By 1970, the Beach Boys were already primarily a nostalgia-based oldies group, hitting the road each summer to flog their old hits and memories of a more innocent, youthful time. Some three decades later, vocalist Mike Love, 63, keeps the engine rolling with the help of longtime singer/keyboardist Bruce Johnston and a band of hired hands filling in for his legal nemesis Al Jardine and the three Wilson brothers – two dead, one strange and estranged – who formed the core of the group in 1961.
If this hollow shell of the original group was vocally and rhythmically impaired, it wasn’t for lack of trying. Amidst a stage decorated with potted palms, the nine-member group burst out of the gates with a clunky, 20-minute-long, non-stop barrage of 11 hits, including “Surf City,” “Do You Wanna Dance” and “Catch a Wave,” which didn’t but did include the unprintable subliminal phrase included on the original recording.
It was clear from the start that Love and Johnston even moreso have lost most of the sweetness and roundness of their voices. But some of the hired hands, especially the one handling the falsetto parts on “Don’t Worry Baby,” ably filled in, and that number skipped along at a nice pace.
Love was an entertaining frontman, paying tribute to his Wilson cousins (and ignoring the lawsuits that have alienated him from Brian Wilson) and to the group’s musical forebears, including the Four Freshmen and ‘50s-era doo-wop groups. Johnston came in for some well-deserved ribbing for having written Barry Manilow’s mega-hit, “I Write the Songs,” and Love and Johnston had some fun mocking latter-day vocal groups like ‘N Sync.

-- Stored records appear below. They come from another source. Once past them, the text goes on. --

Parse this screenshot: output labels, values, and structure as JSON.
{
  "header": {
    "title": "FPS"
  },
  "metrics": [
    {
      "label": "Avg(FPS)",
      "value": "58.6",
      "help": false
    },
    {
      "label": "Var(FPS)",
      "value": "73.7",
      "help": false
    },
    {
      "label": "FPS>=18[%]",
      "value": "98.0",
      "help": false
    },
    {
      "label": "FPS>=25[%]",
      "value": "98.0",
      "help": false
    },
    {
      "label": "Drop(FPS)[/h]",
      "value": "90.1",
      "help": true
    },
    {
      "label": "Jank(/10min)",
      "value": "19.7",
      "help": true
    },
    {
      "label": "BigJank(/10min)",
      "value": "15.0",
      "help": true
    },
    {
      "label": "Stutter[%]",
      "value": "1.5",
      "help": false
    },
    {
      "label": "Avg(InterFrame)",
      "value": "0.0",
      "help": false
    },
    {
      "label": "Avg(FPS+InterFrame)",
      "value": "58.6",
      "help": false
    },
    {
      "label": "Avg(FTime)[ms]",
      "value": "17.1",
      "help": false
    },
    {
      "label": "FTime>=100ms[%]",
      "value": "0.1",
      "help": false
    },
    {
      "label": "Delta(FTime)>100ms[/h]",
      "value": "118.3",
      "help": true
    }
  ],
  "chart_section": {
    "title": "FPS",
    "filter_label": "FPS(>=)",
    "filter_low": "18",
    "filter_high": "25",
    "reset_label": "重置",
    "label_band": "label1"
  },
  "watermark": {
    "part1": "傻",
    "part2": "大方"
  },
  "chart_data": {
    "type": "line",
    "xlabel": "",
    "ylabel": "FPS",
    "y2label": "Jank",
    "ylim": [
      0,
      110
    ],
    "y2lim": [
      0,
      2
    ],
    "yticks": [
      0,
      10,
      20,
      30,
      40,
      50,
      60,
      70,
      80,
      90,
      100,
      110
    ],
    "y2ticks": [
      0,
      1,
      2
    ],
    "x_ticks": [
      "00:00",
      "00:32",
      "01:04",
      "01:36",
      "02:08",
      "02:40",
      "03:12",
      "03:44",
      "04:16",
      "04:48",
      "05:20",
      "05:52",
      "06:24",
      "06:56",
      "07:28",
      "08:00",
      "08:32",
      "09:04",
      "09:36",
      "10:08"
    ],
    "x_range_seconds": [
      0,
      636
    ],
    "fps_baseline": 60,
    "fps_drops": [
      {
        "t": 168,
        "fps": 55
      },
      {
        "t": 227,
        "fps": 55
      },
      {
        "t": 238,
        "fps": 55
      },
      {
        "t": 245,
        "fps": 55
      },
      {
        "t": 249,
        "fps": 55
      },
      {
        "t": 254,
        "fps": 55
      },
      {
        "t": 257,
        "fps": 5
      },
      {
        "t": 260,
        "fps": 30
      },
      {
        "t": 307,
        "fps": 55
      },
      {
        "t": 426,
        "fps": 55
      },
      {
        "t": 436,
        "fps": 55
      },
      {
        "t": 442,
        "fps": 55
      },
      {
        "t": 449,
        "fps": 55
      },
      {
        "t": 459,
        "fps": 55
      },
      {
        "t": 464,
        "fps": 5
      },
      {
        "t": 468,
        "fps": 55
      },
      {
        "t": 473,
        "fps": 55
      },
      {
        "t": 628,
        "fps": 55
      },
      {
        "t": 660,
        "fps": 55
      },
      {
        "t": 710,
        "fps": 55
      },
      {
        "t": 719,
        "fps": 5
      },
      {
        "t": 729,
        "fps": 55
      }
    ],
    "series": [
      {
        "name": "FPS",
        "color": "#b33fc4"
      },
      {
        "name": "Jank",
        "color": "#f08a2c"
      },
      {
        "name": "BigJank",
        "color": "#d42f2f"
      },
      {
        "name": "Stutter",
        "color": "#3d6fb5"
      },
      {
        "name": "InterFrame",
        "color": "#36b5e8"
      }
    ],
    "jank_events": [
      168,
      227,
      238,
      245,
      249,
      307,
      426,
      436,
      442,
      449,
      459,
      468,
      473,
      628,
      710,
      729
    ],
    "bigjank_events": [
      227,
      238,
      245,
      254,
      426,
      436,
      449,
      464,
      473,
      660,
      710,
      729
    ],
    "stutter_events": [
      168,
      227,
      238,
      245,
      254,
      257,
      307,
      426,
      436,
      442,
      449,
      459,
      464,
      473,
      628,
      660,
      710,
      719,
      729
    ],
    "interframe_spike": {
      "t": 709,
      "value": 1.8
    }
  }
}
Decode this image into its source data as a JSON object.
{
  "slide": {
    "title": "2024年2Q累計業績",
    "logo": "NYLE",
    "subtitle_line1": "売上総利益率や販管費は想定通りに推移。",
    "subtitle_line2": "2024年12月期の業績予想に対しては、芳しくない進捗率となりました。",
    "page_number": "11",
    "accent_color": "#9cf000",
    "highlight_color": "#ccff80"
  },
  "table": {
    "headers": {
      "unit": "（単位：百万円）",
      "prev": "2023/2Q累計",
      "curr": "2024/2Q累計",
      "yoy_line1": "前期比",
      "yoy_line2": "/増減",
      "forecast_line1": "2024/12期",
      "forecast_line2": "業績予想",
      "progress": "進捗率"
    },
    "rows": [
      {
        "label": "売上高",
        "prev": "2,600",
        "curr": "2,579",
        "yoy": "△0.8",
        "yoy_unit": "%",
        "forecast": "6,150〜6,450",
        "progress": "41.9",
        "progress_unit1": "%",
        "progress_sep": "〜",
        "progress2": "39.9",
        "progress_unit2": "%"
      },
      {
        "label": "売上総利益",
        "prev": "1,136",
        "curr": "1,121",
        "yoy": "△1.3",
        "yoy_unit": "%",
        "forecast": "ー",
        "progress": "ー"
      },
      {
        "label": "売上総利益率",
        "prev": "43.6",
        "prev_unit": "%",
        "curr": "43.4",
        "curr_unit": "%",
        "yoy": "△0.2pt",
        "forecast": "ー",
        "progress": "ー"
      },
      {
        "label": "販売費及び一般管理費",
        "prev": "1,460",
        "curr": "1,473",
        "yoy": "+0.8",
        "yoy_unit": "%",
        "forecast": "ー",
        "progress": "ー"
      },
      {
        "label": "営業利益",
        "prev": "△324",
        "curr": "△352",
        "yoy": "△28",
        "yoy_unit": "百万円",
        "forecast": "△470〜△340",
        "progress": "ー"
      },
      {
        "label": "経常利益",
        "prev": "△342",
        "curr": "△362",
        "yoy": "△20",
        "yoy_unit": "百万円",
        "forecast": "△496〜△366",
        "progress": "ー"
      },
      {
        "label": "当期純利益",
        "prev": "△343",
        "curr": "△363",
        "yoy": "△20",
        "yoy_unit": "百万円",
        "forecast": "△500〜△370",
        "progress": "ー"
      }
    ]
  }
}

There were a few moments when the band, which included vocalist/keyboardist John Cowsill from that other singing family, threatened to kick into second gear, such as on “I Get Around” and “Help Me Rhonda.” But typically as soon as things starting revving up, the band pulled back. Attempts to replicate the group’s more musically sophisticated, psychedelic pop, including “God Only Knows” and “Good Vibrations,” only highlighted the limitations of the touring band’s instrumentation – three guitars, three keyboards, bass and drums – at the expense of some of Brian Wilson’s visionary arrangements.
But little of this probably mattered to those who checked in for some “Fun, Fun, Fun” in the waning days of summer and these waning years of rock ‘n’ roll.